ADHD (the commonly used acronym for Attention Deficit Hyperactivity Disorder) is a common behavioral disorder. Experts estimate that about 10 percent of children in the United States suffer with ADHD – and that boys are three times more likely than girls to be diagnosed with ADHD.
The three primary symptoms of ADHD are an inability to pay attention, an inability to control one’s impulses, and hyperactive behavior. According to the U.S. National Institutes of Health, the following are the most common ways these ADHD symptoms manifest:
• Fails to give close attention to details or makes careless mistakes in schoolwork
• Has difficulty keeping attention during tasks or play
• Does not seem to listen when spoken to directly
• Does not follow through on instructions and fails to finish schoolwork, chores, or duties in the workplace
• Has difficulty organizing tasks and activities
• Avoids or dislikes tasks that require sustained mental effort (such as schoolwork)
• Often loses toys, assignments, pencils, books, or tools needed for tasks or activities
• Is easily distracted
• Is often forgetful in daily activities
• Fidgets with hands or feet or squirms in seat
• Leaves seat when remaining seated is expected
• Runs about or climbs in inappropriate situations
• Has difficulty playing quietly
• Is often “on the go,” acts as if “driven by a motor,” talks excessively
• Blurts out answers before questions have been completed
• Has difficulty awaiting turn
• Interrupts or intrudes on others (butts into conversations or games)
In 2008, Swedish researchers revealed a strong connection between ADHD and bullying (both perpetrators and victims).
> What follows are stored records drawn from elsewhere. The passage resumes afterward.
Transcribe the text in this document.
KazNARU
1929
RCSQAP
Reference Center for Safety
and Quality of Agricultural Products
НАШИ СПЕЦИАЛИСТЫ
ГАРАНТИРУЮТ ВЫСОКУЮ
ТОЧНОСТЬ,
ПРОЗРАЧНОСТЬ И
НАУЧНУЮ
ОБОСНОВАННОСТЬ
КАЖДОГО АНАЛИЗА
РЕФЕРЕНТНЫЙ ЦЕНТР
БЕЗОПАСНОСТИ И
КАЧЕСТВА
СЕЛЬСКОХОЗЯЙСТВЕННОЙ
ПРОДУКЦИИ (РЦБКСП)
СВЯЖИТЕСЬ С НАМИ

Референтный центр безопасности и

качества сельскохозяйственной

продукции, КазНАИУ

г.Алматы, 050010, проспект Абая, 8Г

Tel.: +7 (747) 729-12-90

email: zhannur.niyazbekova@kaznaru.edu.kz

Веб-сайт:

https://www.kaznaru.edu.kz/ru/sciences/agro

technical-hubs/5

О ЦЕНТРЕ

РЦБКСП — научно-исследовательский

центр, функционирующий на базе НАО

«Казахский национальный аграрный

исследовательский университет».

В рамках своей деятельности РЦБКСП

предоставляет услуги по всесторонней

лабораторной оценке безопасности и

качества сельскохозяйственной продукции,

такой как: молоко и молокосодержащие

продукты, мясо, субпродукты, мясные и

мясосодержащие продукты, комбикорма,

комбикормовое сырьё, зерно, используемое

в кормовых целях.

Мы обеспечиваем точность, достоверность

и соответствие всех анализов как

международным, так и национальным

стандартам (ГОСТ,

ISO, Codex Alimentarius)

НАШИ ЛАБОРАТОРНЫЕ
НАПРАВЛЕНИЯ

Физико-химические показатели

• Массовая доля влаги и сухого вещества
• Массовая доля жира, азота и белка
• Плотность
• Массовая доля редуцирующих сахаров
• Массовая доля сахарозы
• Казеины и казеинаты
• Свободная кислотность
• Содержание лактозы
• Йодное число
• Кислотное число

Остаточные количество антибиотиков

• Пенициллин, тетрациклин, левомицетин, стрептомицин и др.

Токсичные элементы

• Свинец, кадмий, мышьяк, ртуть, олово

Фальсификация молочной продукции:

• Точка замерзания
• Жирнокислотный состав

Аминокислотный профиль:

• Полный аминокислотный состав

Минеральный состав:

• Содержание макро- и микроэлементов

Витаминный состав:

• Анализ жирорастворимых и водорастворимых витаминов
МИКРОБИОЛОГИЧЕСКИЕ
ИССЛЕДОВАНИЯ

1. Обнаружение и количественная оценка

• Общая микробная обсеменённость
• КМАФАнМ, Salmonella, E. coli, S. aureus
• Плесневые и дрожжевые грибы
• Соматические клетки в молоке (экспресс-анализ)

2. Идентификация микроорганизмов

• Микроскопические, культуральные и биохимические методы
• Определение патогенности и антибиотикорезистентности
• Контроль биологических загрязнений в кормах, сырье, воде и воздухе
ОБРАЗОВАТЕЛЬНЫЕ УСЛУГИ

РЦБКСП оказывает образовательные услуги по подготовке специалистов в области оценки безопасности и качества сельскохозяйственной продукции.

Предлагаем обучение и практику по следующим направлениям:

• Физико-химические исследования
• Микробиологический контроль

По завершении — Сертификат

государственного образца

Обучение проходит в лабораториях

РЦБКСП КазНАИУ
MSNBC contributor Linda Carroll described the Stockholm study in a Jan. 29, 2008 article:
A new study shows that children with Attention Deficit Hyperactivity Disorder are almost four times as likely as others to be bullies. And, in an intriguing corollary, the children with ADHD symptoms were almost 10 times as likely as others to have been regular targets of bullies prior to the onset of those symptoms, according to the report in the February  issue of the journal Developmental Medicine & Child Neurology.
The study followed 577 children – the entire population of fourth graders from a municipality near Stockholm – for a year. The researchers interviewed parents, teachers and children to determine which kids were likely to have ADHD. Children showing signs of the disorder were then seen by a child neurologist for diagnosis. The researchers also asked the kids about bullying.
The results underscore the importance of observing how kids with ADHD symptoms interact with their peers, says study co-author Dr. Anders Hjern, a professor in pediatric epidemiology at the University of Uppsala in Stockholm. These kids might be making life miserable for their fellow students. Or it might turn out that the attention problems they’re exhibiting could be related to the stress of being bullied.
About 10 months prior to the publication of the Stockholm study, an article in the journal Ambulatory Pediatrics reported that children who have been diagnosed with both autism and ADHD are four times more likely than their peers in the general population to be bullies.